1,2-Diarylimidazoles as potent, cyclooxygenase-2 selective, and orally active antiinflammatory agents
Khanna, Ish K.,Weier, Richard M.,Yu, Yi,Xu, Xiang D.,Koszyk, Francis J.,Collins, Paul W.,Koboldt, Carol M.,Veenhuizen, Amy W.,Perkins, William E.,Casier, Jacquelen J.,Masferrer, Jaime L.,Zhang, Yan Y.,Gregory, Susan A.,Seibert, Karen,Isakson, Peter C.

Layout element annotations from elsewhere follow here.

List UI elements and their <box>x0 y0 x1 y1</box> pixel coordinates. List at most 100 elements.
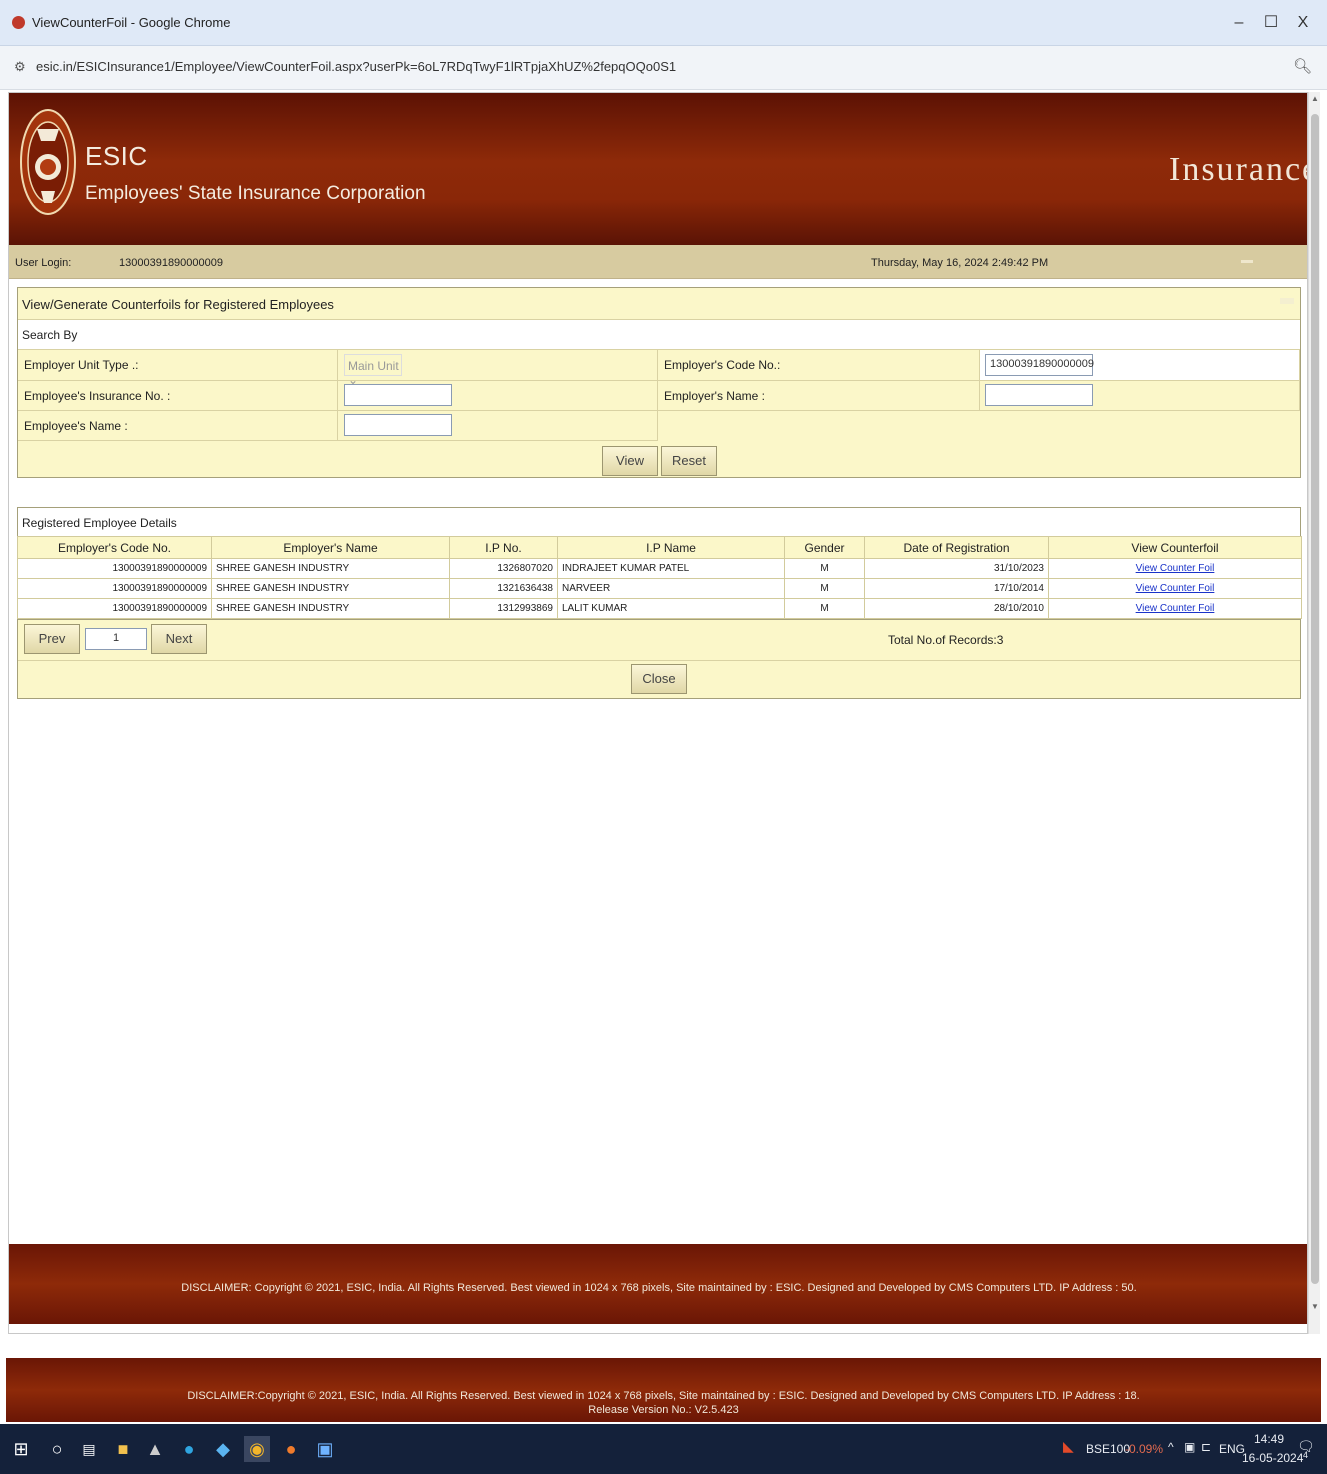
col-header: Employer's Code No. <box>17 536 212 559</box>
maximize-button[interactable]: ☐ <box>1258 11 1284 35</box>
insurance-no-label: Employee's Insurance No. : <box>24 389 171 403</box>
next-button[interactable]: Next <box>151 624 207 654</box>
org-name: Employees' State Insurance Corporation <box>85 183 426 204</box>
ip-no-cell: 1326807020 <box>449 558 558 579</box>
col-header: View Counterfoil <box>1048 536 1302 559</box>
input-cell: 13000391890000009 <box>980 350 1300 381</box>
minimize-button[interactable]: – <box>1226 11 1252 35</box>
employees-name-label: Employee's Name : <box>24 419 128 433</box>
employer-code-cell: 13000391890000009 <box>17 578 212 599</box>
firefox-icon[interactable]: ● <box>278 1436 304 1462</box>
section-name: Insurance <box>1169 151 1308 188</box>
employer-unit-type-select[interactable]: Main Unit ⌄ <box>344 354 402 387</box>
page-scrollbar[interactable]: ▲ ▼ <box>1308 92 1320 1334</box>
prev-button[interactable]: Prev <box>24 624 80 654</box>
employer-unit-type-label: Employer Unit Type .: <box>24 358 139 372</box>
view-counterfoil-link[interactable]: View Counter Foil <box>1136 603 1215 614</box>
app-icon[interactable]: ▲ <box>142 1436 168 1462</box>
ip-name-cell: NARVEER <box>557 578 785 599</box>
search-icon[interactable]: ○ <box>44 1436 70 1462</box>
divider <box>18 660 1300 661</box>
view-counterfoil-link[interactable]: View Counter Foil <box>1136 583 1215 594</box>
scroll-up-icon[interactable]: ▲ <box>1310 94 1320 103</box>
table-row: 13000391890000009 SHREE GANESH INDUSTRY … <box>17 598 1302 619</box>
gender-cell: M <box>784 558 865 579</box>
view-counterfoil-link[interactable]: View Counter Foil <box>1136 563 1215 574</box>
input-cell <box>338 381 658 411</box>
outer-footer: DISCLAIMER:Copyright © 2021, ESIC, India… <box>6 1358 1321 1422</box>
windows-start-icon[interactable]: ⊞ <box>8 1436 34 1462</box>
employers-name-label: Employer's Name : <box>664 389 765 403</box>
network-icon[interactable]: ⊏ <box>1201 1440 1211 1454</box>
input-cell: Main Unit ⌄ <box>338 350 658 387</box>
employer-name-cell: SHREE GANESH INDUSTRY <box>211 558 450 579</box>
col-header: Employer's Name <box>211 536 450 559</box>
app-icon[interactable]: ◆ <box>210 1436 236 1462</box>
input-cell <box>338 411 658 441</box>
esic-header: ESIC Employees' State Insurance Corporat… <box>9 93 1308 245</box>
url-text[interactable]: esic.in/ESICInsurance1/Employee/ViewCoun… <box>36 59 676 74</box>
employee-table: Employer's Code No. Employer's Name I.P … <box>17 536 1302 619</box>
employees-name-field[interactable] <box>344 414 452 436</box>
ticker-name[interactable]: BSE100 <box>1086 1442 1130 1456</box>
file-explorer-icon[interactable]: ■ <box>110 1436 136 1462</box>
close-window-button[interactable]: X <box>1290 11 1316 35</box>
zoom-icon[interactable]: 🔍︎ <box>1293 57 1312 75</box>
clock-date[interactable]: 16-05-2024 <box>1242 1451 1303 1465</box>
current-datetime: Thursday, May 16, 2024 2:49:42 PM <box>871 257 1049 269</box>
label-cell: Employee's Name : <box>18 411 338 441</box>
notification-count: 4 <box>1303 1450 1309 1460</box>
search-by-row: Search By <box>18 320 1300 350</box>
total-records: Total No.of Records:3 <box>888 633 1004 647</box>
chevron-up-icon[interactable]: ^ <box>1168 1440 1174 1454</box>
date-cell: 17/10/2014 <box>864 578 1049 599</box>
gender-cell: M <box>784 578 865 599</box>
employer-name-cell: SHREE GANESH INDUSTRY <box>211 578 450 599</box>
divider <box>1241 260 1253 263</box>
view-counterfoil-cell: View Counter Foil <box>1048 578 1302 599</box>
employers-code-field[interactable]: 13000391890000009 <box>985 354 1094 376</box>
view-counterfoil-cell: View Counter Foil <box>1048 598 1302 619</box>
esic-logo-icon <box>20 109 76 215</box>
clock-time[interactable]: 14:49 <box>1254 1432 1284 1446</box>
details-title: Registered Employee Details <box>22 516 177 530</box>
ip-no-cell: 1321636438 <box>449 578 558 599</box>
reset-button[interactable]: Reset <box>661 446 717 476</box>
search-panel: View/Generate Counterfoils for Registere… <box>17 287 1301 478</box>
label-cell: Employer's Name : <box>658 381 980 411</box>
scrollbar-thumb[interactable] <box>1311 114 1319 1284</box>
view-counterfoil-cell: View Counter Foil <box>1048 558 1302 579</box>
date-cell: 28/10/2010 <box>864 598 1049 619</box>
site-settings-icon[interactable]: ⚙ <box>14 59 26 75</box>
ip-name-cell: INDRAJEET KUMAR PATEL <box>557 558 785 579</box>
page-number-field[interactable]: 1 <box>85 628 147 650</box>
table-row: 13000391890000009 SHREE GANESH INDUSTRY … <box>17 578 1302 599</box>
close-button[interactable]: Close <box>631 664 687 694</box>
task-view-icon[interactable]: ▤ <box>76 1436 102 1462</box>
view-button[interactable]: View <box>602 446 658 476</box>
employer-name-cell: SHREE GANESH INDUSTRY <box>211 598 450 619</box>
edge-icon[interactable]: ● <box>176 1436 202 1462</box>
scroll-down-icon[interactable]: ▼ <box>1310 1302 1320 1311</box>
user-login-label: User Login: <box>15 257 72 269</box>
outer-disclaimer: DISCLAIMER:Copyright © 2021, ESIC, India… <box>187 1390 1140 1402</box>
date-cell: 31/10/2023 <box>864 558 1049 579</box>
address-bar[interactable]: ⚙ esic.in/ESICInsurance1/Employee/ViewCo… <box>0 46 1327 90</box>
employers-name-field[interactable] <box>985 384 1093 406</box>
app-icon[interactable]: ▣ <box>312 1436 338 1462</box>
tray-app-icon[interactable]: ▣ <box>1184 1440 1195 1454</box>
label-cell: Employee's Insurance No. : <box>18 381 338 411</box>
ticker-change[interactable]: -0.09% <box>1125 1442 1163 1456</box>
ip-name-cell: LALIT KUMAR <box>557 598 785 619</box>
release-version: Release Version No.: V2.5.423 <box>588 1404 739 1416</box>
insurance-no-field[interactable] <box>344 384 452 406</box>
stock-icon: ◣ <box>1063 1438 1074 1454</box>
label-cell: Employer Unit Type .: <box>18 350 338 381</box>
page-content: ESIC Employees' State Insurance Corporat… <box>8 92 1308 1334</box>
brand-name: ESIC <box>85 141 148 171</box>
divider <box>1280 298 1294 304</box>
chrome-icon[interactable]: ◉ <box>244 1436 270 1462</box>
col-header: I.P Name <box>557 536 785 559</box>
col-header: Date of Registration <box>864 536 1049 559</box>
window-title: ViewCounterFoil - Google Chrome <box>32 15 231 30</box>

, p. 1634 - 1647 (2007/10/03)
Series of 1,2-diarylimidazoles has been synthesized and found to contain highly potent and selective inhibitors of the human COX-2 enzyme. The paper describes a short synthesis of the target 1,2-diarylimidazoles starting with aryl nitriles. Different portions of the diarylimidazole (I) were modified to establish SAR. Systematic variations of the substituents in the aryl ring B have yielded very potent (IC50 = 10-100 nm) and selective (1000-12500) inhibitors of the COX-2 enzyme. The study on the influence of substituents in the imidazole ring established that a CF3 group at position 4 gives the optimum oral activity. A number of the diarylimidazoles showed excellent inhibition in the adjuvant induced arthritis model (e.g., ED50 = 0.02 mpk for 22 and 34). The diarylimidazoles are also potent inhibitors of carrageenan-induced edema (ED50 = 9-30 mpk) and hyperalgesia (ED50 = 11- 40 mpk). Several orally active diarylimidazoles show no GI toxicity in the rat and mouse up to 200 mpk.